Les emplois? "Un mirage", accuse Patrick Fertil, assurant que la promesse a fondu au fil des mois de 600 à 150 emplois "précaires". L'impact environnemental? Le projet est "scandaleux", taclaient dans un récent rapport les Amis de la Terre, la confédération des commerçants de France et l'Adere, et il "menace directement les paysages, les sites et le patrimoine, fondements de l’attrait culturel et touristique international du territoire".

Contactée par l'AFP, Argan, qualifiée de "cheval de Troie d'Amazon" ou de "bétonneur XXL" par les opposants au projet, n'a souhaité faire aucun commentaire, ni confirmer l'identité de son client controversé. Amazon n'a pas non plus voulu s'exprimer dans l'immédiat.
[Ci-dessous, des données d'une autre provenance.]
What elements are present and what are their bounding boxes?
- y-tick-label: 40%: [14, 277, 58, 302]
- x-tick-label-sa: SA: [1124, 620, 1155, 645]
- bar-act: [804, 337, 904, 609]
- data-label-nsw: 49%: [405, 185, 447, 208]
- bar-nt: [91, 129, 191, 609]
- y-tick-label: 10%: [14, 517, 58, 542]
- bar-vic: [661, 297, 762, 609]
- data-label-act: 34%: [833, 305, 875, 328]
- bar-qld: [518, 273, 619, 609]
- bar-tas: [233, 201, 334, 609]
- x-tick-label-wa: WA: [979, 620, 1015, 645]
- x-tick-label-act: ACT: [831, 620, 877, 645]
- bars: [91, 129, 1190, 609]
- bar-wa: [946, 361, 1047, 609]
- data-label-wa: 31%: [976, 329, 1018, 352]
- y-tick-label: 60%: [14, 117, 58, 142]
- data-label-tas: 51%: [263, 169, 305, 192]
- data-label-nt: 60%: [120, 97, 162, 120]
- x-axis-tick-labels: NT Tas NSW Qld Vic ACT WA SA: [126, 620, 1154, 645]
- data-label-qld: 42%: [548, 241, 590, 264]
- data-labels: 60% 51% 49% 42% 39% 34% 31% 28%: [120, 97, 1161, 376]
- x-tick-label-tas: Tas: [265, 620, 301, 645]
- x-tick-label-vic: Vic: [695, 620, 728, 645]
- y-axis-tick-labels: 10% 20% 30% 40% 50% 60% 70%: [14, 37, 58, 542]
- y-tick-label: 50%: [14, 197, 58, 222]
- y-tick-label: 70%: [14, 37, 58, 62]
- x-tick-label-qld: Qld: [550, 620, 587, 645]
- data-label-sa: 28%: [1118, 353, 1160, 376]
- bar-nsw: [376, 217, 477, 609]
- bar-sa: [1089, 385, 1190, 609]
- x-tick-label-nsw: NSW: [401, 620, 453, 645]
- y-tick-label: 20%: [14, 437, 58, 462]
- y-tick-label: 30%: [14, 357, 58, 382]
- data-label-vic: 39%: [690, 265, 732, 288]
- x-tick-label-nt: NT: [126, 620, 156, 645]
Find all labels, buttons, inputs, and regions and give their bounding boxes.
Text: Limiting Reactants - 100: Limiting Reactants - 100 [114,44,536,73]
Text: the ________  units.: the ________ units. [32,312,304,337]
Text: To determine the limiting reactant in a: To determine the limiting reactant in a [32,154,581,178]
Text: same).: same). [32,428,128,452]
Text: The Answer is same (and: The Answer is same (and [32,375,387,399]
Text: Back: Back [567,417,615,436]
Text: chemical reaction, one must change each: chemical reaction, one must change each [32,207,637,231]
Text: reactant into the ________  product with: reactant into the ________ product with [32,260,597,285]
A quelques kilomètres du Pont-du-Gard

Equivalent à un immense immeuble de cinq étages, le centre de tri du géant américain est censé sortir de terre à quelques kilomètres à peine du Pont-du-Gard, faisant craindre qu'il ne soit la première et dernière image que verraient ses millions de visiteurs.

Le projet a provoqué localement de vives discordes entre élus mais aussi entre viticulteurs dans cette zone d'AOC Côtes-du-Rhône et l'inquiétude de certains propriétaires et agents immobiliers concernant une possible perte d'attractivité de la très chic et très chère région d'Uzès, située à une vingtaine de kilomètres du site. 

Onze recours ont été déposés contre le permis de construire, a indiqué à l'AFP le tribunal administratif de Nîmes. Une plainte au pénal est également étudiée au tribunal judiciaire de Nîmes concernant de possibles conflits d'intérêt d'élus de Fournès, dont l'ancien et l'actuel édile, sur la vente de terrains. 

Les promoteurs attendent pour leur part que les recours soient "purgés" pour reprendre les travaux interrompus au stade du "débroussaillage". La construction d'un tel entrepôt prend de 10 à 12 mois. 

De leur côté, la Confédération des Commerçants de France, les Amis de la Terre France et l’association Adere ont demandé au gouvernement "un moratoire immédiat sur l’ensemble des projets d’entrepôt du e-commerce et des zones commerciales en périphérie".

Localement, les opposants assurent qu'ils ne "lâcheront rien" face au géant américain alors qu'un projet de "villages de marques" avait déjà été retoqué en 2017 sur le même site gardois.